US companies already dominate the global stock market when it comes to size. A new chart from JPMorgan Asset Management shows that it is largely expected to continue. The company attributes this boom to artificial intelligence.
In its 2025 Long-Term Capital Market Assumptions released Monday, the team forecasts that the market capitalization share of U.S. companies in the total global stock market will decline from 64% currently to 60% in 2037. However, as shown in the chart below, The United States (in green) will maintain a significant lead over the second largest share of the global stock market, China (in red).
Monica Essar, global head of multi-asset and portfolio solutions at JPMorgan Asset Management, told Yahoo Finance during a media roundtable on Monday that the U.S. will continue to lead in terms of market value share as the benefits of AI expand beyond a few technology names. The big ones that dominated the market. A gathering over the past year of companies in various industries.
Essar gave two reasons for the forecast: revenue production and margin improvement. The first will come from money flowing into AI that benefits companies outside of Big Tech. This happens when tech companies buy AI chips from the likes of Nvidia (NVDA), and since they need more power, these AI players are forced to spend with companies in the utilities (XLU) and energy (XLE) sectors.

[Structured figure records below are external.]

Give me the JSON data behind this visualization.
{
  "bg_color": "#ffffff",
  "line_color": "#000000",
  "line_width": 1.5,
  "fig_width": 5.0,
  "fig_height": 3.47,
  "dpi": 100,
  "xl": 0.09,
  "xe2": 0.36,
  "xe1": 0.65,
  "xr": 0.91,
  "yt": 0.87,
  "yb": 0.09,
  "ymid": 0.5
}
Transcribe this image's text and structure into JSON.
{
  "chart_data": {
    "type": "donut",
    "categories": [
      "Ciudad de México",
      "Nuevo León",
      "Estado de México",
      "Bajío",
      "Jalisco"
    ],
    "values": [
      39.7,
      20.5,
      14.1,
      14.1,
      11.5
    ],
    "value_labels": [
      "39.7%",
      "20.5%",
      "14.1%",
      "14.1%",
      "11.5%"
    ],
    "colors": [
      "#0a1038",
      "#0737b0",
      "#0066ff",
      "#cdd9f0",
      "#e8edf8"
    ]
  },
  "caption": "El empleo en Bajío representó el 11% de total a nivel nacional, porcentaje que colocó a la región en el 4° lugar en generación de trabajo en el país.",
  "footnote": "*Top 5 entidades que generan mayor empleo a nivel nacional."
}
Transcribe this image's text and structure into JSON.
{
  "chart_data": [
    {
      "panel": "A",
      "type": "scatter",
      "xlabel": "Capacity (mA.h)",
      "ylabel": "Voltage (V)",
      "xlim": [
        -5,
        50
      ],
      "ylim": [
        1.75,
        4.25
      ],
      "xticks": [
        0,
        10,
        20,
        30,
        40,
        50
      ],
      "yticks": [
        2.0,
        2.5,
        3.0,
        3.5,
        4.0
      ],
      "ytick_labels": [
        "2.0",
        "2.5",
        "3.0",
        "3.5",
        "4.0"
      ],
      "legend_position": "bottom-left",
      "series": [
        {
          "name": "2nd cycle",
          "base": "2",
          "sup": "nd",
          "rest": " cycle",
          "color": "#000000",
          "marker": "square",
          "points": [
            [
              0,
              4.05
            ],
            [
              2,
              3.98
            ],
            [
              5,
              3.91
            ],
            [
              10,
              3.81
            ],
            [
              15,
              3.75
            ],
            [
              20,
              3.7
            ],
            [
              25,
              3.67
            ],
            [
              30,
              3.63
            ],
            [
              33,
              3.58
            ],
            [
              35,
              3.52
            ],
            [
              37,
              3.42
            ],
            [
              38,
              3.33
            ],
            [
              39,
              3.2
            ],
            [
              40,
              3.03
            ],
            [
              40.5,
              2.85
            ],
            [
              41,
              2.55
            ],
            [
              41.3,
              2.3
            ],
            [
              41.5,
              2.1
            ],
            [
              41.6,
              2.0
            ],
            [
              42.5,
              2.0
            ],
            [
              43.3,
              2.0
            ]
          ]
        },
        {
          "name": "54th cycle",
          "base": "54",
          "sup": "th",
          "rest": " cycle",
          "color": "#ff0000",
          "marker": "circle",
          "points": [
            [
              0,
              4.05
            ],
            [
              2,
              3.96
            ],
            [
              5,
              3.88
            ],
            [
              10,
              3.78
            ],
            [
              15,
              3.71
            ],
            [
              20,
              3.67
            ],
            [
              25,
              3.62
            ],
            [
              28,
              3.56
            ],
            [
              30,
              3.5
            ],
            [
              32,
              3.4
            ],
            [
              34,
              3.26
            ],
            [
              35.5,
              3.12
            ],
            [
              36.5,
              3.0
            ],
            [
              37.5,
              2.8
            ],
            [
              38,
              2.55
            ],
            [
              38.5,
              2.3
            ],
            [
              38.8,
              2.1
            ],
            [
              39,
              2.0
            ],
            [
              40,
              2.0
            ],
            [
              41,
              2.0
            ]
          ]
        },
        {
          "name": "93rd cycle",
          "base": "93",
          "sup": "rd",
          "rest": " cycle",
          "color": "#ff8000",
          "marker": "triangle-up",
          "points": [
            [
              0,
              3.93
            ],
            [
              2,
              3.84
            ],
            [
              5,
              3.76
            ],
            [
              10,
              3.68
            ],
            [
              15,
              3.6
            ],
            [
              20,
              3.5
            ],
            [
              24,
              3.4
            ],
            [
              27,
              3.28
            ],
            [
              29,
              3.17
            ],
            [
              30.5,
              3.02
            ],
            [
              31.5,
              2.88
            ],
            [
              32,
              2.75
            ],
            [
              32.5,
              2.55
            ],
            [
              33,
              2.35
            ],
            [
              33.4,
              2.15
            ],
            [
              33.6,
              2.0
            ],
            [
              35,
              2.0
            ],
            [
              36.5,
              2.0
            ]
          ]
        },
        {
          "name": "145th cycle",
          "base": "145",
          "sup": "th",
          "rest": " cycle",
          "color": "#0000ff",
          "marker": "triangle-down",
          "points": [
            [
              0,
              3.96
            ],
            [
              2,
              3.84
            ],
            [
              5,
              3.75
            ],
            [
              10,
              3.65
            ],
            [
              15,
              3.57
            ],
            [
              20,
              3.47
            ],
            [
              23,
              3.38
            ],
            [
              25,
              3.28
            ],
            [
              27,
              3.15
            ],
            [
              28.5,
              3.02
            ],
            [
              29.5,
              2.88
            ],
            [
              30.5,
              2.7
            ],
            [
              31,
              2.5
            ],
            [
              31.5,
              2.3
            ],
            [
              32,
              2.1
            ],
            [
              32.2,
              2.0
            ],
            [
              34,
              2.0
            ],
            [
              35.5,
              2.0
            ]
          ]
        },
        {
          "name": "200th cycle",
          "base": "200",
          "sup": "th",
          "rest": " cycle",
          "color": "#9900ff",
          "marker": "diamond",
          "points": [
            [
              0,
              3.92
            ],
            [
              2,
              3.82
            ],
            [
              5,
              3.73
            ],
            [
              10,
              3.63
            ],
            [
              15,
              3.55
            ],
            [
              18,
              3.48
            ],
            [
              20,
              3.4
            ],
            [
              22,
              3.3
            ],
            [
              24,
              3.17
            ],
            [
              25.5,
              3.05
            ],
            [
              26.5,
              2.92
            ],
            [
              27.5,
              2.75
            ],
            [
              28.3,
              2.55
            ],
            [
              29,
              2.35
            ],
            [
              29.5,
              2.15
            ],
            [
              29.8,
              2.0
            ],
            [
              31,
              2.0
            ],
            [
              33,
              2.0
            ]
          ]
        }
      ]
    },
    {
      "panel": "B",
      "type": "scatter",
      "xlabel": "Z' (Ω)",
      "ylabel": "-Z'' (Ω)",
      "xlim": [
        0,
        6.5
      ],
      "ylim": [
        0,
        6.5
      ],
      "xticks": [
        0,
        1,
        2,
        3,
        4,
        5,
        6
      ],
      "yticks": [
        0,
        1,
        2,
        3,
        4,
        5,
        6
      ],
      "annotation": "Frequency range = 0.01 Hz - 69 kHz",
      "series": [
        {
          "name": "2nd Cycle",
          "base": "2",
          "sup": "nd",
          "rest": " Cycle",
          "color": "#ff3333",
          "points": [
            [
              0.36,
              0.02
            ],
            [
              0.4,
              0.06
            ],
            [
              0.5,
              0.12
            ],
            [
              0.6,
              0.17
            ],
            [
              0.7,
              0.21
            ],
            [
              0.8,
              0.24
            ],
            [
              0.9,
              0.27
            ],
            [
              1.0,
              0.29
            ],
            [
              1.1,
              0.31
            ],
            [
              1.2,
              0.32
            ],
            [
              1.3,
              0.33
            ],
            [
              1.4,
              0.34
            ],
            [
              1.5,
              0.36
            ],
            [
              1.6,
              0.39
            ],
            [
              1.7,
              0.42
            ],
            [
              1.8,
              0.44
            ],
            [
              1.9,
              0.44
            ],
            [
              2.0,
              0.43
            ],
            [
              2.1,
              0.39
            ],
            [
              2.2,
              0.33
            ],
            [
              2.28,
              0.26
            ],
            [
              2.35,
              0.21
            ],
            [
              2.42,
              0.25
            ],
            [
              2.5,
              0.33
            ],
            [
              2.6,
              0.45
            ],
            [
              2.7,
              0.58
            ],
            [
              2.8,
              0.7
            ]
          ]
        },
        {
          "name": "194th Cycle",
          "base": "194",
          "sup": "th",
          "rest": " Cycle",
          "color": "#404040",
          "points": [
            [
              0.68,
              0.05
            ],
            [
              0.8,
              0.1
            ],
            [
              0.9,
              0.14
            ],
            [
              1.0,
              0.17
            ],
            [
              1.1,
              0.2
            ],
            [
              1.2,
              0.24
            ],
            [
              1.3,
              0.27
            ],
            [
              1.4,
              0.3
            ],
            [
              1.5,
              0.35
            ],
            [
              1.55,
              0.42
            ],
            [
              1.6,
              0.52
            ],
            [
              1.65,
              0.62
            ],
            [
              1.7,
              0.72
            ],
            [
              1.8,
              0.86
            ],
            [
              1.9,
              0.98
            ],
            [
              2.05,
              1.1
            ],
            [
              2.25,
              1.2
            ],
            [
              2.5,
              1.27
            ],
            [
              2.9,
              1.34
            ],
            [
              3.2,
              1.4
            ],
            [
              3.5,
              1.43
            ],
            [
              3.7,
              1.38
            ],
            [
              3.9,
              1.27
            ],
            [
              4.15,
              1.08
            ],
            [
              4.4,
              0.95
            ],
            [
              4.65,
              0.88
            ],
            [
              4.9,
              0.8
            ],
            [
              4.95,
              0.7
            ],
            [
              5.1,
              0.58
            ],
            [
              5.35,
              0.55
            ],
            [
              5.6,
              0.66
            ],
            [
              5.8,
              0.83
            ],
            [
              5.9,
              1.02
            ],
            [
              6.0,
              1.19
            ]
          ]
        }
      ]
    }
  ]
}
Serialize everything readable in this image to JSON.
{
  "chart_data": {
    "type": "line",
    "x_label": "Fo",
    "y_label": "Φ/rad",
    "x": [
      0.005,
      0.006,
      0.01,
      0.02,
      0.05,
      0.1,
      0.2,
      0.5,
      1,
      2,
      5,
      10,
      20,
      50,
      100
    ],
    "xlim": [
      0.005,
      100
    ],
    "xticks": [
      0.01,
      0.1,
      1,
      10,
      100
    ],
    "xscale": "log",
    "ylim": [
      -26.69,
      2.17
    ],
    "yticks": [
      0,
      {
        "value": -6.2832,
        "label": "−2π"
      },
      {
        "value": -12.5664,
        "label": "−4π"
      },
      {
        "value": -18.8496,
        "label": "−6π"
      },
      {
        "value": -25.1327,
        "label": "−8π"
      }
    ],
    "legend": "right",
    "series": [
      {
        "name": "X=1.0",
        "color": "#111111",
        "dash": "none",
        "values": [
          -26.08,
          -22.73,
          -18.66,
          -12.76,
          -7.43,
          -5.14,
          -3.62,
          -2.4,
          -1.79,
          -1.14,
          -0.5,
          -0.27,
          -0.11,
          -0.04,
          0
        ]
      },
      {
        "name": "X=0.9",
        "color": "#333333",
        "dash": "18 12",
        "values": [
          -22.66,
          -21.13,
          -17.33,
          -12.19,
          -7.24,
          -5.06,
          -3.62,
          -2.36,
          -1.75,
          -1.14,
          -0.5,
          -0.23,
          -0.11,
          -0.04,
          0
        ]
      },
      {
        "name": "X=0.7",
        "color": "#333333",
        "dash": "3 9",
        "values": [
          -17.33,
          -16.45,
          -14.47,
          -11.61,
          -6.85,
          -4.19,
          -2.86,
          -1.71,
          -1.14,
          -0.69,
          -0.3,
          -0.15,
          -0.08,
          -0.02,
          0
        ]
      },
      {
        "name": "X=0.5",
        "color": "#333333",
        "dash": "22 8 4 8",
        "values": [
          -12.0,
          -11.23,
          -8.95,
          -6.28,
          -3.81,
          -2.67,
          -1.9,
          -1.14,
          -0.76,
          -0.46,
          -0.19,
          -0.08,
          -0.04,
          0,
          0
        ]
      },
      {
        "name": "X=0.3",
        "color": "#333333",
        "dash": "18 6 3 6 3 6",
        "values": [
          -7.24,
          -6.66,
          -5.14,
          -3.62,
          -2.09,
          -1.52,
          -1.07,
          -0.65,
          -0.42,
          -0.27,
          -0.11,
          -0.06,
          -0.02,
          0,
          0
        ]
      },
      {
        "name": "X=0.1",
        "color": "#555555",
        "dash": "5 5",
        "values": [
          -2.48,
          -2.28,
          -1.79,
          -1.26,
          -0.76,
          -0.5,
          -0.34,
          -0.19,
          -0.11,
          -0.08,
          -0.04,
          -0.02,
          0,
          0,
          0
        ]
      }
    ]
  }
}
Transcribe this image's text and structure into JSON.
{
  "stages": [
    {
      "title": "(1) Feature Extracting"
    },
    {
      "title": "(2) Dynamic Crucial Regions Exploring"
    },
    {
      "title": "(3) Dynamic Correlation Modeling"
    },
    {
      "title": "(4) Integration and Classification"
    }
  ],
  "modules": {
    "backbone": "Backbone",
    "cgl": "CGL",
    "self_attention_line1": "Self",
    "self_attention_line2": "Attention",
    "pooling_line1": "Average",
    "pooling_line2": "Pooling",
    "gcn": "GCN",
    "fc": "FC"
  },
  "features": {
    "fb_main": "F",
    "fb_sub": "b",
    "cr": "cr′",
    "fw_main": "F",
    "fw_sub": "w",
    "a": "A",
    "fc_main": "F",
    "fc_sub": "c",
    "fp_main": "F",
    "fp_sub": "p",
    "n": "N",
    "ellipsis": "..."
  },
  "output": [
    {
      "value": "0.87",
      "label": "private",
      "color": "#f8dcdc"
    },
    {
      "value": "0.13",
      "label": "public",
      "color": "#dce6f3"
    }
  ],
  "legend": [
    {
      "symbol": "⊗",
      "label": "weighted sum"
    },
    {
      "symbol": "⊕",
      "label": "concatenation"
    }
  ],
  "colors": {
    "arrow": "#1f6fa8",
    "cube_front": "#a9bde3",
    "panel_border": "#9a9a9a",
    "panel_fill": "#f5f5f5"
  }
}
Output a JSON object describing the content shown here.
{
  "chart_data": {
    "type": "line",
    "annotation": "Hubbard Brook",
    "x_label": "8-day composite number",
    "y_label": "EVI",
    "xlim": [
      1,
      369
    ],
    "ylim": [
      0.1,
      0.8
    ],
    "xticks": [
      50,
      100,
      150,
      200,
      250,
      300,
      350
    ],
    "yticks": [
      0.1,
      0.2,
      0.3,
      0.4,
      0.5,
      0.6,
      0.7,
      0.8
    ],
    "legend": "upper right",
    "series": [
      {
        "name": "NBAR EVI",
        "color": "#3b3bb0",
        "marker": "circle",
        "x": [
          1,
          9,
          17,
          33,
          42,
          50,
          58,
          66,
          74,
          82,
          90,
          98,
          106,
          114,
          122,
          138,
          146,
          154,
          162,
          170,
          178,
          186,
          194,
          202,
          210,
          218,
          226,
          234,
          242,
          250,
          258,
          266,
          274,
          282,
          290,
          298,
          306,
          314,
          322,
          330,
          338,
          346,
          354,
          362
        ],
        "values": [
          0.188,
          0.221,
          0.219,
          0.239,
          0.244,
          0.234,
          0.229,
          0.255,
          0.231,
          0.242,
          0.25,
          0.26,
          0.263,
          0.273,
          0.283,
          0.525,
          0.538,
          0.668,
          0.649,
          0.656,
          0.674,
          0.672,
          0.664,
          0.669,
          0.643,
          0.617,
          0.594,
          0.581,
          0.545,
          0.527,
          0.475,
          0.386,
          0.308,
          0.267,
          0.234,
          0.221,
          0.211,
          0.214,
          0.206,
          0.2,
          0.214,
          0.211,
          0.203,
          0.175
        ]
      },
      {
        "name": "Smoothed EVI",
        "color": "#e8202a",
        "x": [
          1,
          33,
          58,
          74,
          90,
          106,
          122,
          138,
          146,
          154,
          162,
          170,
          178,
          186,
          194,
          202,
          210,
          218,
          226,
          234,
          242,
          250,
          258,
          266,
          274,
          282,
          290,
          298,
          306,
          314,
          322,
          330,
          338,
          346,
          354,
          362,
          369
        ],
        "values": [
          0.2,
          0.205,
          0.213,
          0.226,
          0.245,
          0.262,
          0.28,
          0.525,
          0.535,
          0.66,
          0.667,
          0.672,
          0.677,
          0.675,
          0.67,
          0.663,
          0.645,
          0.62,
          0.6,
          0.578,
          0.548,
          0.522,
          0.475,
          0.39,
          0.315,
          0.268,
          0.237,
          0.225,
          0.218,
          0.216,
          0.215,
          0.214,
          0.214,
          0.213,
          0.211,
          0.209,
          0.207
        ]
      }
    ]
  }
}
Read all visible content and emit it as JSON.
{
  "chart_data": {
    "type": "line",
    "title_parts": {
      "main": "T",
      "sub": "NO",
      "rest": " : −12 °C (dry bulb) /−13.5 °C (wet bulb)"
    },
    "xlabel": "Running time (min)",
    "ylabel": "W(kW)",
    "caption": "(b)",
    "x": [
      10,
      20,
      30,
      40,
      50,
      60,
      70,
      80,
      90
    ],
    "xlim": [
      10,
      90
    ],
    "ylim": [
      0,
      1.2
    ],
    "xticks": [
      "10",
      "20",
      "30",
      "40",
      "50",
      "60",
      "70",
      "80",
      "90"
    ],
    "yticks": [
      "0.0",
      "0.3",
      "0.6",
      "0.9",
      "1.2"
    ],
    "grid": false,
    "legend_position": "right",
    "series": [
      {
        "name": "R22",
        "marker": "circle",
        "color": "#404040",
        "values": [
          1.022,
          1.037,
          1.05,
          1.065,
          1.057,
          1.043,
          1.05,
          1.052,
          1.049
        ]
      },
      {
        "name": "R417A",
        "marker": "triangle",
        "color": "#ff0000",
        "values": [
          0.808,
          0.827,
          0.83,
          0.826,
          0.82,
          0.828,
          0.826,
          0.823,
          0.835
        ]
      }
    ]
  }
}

As AI makes companies more efficient and eliminates simpler tasks, ultimately lowering costs, American companies should get a boost in profit margins.
“It’s going to be mostly the US, and then obviously Europe will follow, because you’re starting to see some adoption there,” Issar said.
To put current US dominance in perspective, Nvidia’s (NVDA) market capitalization alone is larger than most other G7 countries, Torsten Slok, global chief economist at Apollo, wrote in a research note on Thursday. (Disclosure: Yahoo Finance is owned by Apollo Global Management.)
Certainly, Slouk pointed out that this could pose a risk to the overall market.
“Global equity markets, including equity retirement allocations, are primarily leveraged to benefit Nvidia,” Slok wrote. “Let’s hope Nvidia’s value doesn’t drop too much.”
However, others have a more optimistic view of AI superpower dominance. In a recent research note detailing why the S&P 500 (^GSPC) could deliver average annual returns of more than 10% over the next decade, Nicholas Colas, co-founder of DataTrek Research, noted that the United States is at the forefront of AI adoption and in… Well positioned for dominance amidst “global adoption” of technology.
Colas wrote about the prospects for a non-US technology company to rise over the next decade and displace the big tech companies that currently lead US market share such as Apple (AAPL), Nvidia, Microsoft (MSFT), Amazon (AMZN), and Alphabet (GOOGL). GOOG) and Meta (META) are “almost zero.”
“The United States still dominates global venture capital,” Colas wrote. “If a new American company eventually threatened its supremacy, it would almost certainly go public, be in the S&P 500, and generate future returns.”